Musa kemudiannya menunaikan perintah Allah itu dengan membawa ikan di dalam wadah dan berangkat bersama-sama pembantunya yang juga merupakan murid dan pembantunya, Yusya bin Nun.

Mereka berdua akhirnya sampai di sebuah batu dan memutuskan untuk beristirahat sejenak karena telah menempuh perjalanan cukup jauh. Ikan yang mereka bawa di dalam wadah itu tiba-tiba meronta-ronta dan selanjutnya terjatuh ke dalam air.
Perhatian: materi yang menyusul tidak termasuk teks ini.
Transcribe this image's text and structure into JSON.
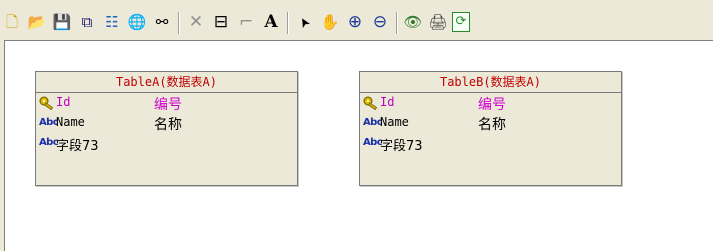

Allah SWT membuatkan aliran air untuk memudahkan ikan sampai ke laut. Yusya` tertegun memperhatikan kebesaran Allah menghidupkan semula ikan yang telah mati itu.

Selepas menyaksikan peristiwa yang sungguh menakjubkan dan luar biasa itu, Yusya’ tertidur dan ketika terjaga, beliau lupa untuk menceritakannya kepada Musa Mereka kemudiannya meneruskan lagi perjalanan siang dan malamnya dan pada keesokan paginya,
“     Nabi Musa berkata kepada Yusya` “Bawalah ke mari makanan kita, sesungguhnya kita telah merasa letih karena perjalanan kita ini.” (Surah Al-Kahfi : 62)     ”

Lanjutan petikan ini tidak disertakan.